Most fans are still mired in a depression after such a damning loss that Red Sox fans will hang over the Yankees’ heads for eternity.
“Today is not the time to process. It is time to take care of yourself,” Miller said, suggesting to see a friend for lunch or dinner, get out of the house for positive reasons, or simply Enough, just take a break from sports. “It’s okay to take the day off from watching sports. It doesn’t make you a bad fan . . . otherwise you’re looking at a long winter with depressive symptoms if you can’t begin to rationalize Huh.”
Putting it bluntly, Miller said that acceptance isn’t always a positive process, and, in fact, it can be quite brutal—like the chances of the Red Sox, Tampa Bay Rays or Houston Astros winning this entire year.
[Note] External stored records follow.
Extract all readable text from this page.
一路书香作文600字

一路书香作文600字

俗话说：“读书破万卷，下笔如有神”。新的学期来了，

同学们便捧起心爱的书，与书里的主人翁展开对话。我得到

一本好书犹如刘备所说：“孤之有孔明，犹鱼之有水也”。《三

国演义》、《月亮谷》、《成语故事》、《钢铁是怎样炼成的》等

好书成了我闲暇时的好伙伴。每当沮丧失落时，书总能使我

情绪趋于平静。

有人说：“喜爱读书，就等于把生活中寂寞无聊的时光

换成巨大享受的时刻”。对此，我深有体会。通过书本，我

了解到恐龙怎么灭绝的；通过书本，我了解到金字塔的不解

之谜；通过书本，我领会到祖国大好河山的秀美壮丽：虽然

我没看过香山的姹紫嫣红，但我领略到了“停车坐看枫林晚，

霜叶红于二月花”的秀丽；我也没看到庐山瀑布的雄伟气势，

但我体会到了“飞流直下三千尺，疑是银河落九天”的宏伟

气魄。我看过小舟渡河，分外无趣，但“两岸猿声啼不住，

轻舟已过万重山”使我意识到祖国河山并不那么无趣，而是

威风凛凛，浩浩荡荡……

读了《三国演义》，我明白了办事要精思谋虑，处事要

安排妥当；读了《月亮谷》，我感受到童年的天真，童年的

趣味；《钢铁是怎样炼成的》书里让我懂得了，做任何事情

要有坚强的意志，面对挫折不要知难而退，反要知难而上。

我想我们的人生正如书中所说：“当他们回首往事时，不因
Coming to terms with that, which in itself can cause the associated grieving process to start all over again – but moving on is essential.
“Life will reveal itself as it normally would for five months without the Yankees.”
Miller also explained the sixth stage of grief that is now being studied professionally: finding meaning or purpose.
So, as Yankees fans have endured what’s no doubt a disappointing off-season, it’s important to look back on 2021 and determine “here’s what I learned about myself, the team, and what to expect next year.” Is.”
For fans who follow through, they will come to self-realization along the lines of the Yankees, not really the giant titans of baseball as they previously believed.
Then they would come up with some positive endings, such as: Giancarlo Stanton rose to the occasion and proved himself to be a worthy investment and a valuable member of the team.
There’s a lot to unpack and take in spring training, but, ideally, fans who are suffering from depressive episodes at the hands of the Yankees will be able to make a healthy move before April.
“There will be another season – that sport is the linchpin acceptance of depression.”